Mark Herring (left) and John Adams (right).

RICHMOND, Va. (WRIC) — While Virginia’s gubernatorial race is still shaping up, we have a good idea of how the ballot will look for the race for attorney general.

The presumptive nominees are democratic incumbent Mark Herring and republican lawyer John Adams — the only candidates to qualify from their respective parties.

Mark Herring (left) and John Adams (right).

The attorney general is essentially the state’s top lawyer.

“The attorney general can have a lot of leeway in terms of how the law is implemented and interpreted throughout the state of Virginia,” said political analyst Richard Meagher.

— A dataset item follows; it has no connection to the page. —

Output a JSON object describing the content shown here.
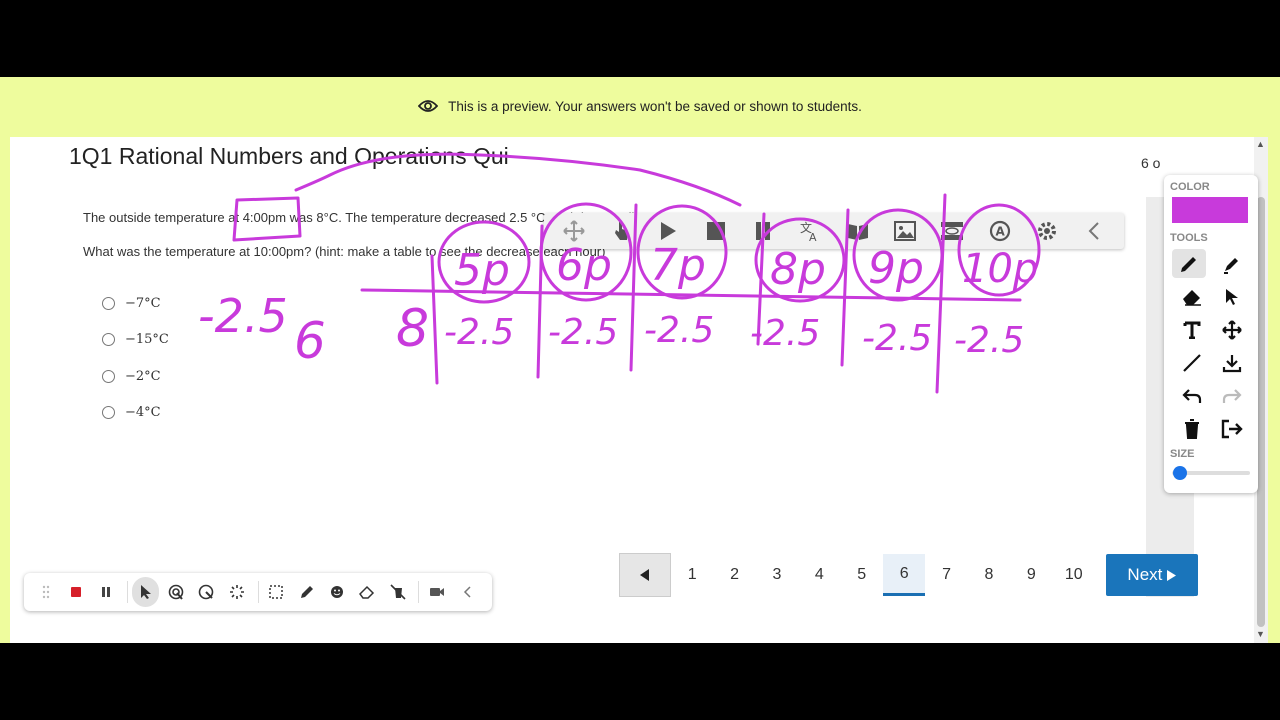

Herring is seeking a second term. Adams, who is new to politics, is currently with Richmond law firm McGuireWoods.

As one of only two states with statewide elections this year, Meagher says national attention — and money — will be pouring in to the campaigns in the commonwealth.

The attorney general enforces the state’s laws, prosecutes them in court and has to argue the state’s case as cases move up the system.

Meagher says a democratic attorney general would have a different approach than a republican attorney general, for example, when it comes to health care, Medicaid or gun rights.

8News political analyst Richard Meagher

Herring has served in the role since winning the 2013 election. Adams, trying to differentiate himself from the incumbent, considers himself “a Virginian, not a politician.”

Meagher says in the current political environment, which isn’t friendly toward partisanship in general, positioning oneself as an outsider is helpful.

“The problem for Adams is he’s going to try and position himself as a political outsider, but he’s definitely an establishment figure. I mean, he’s a rich lawyer who’s working for McGuireWoods for the last 15 years.”

Even more important than the insider-outsider dynamic, according to Meagher, is the national political landscape.

“People across the country are going to be wondering, has Trump’s election in 2016 fired up democrats enough that they’re going to strongly oppose republicans — even in this kind of smaller, off year statewide election in Virginia?” he said.

The election is on November 7.

A primary election for the House of Delegates and the governor will be held on June 13.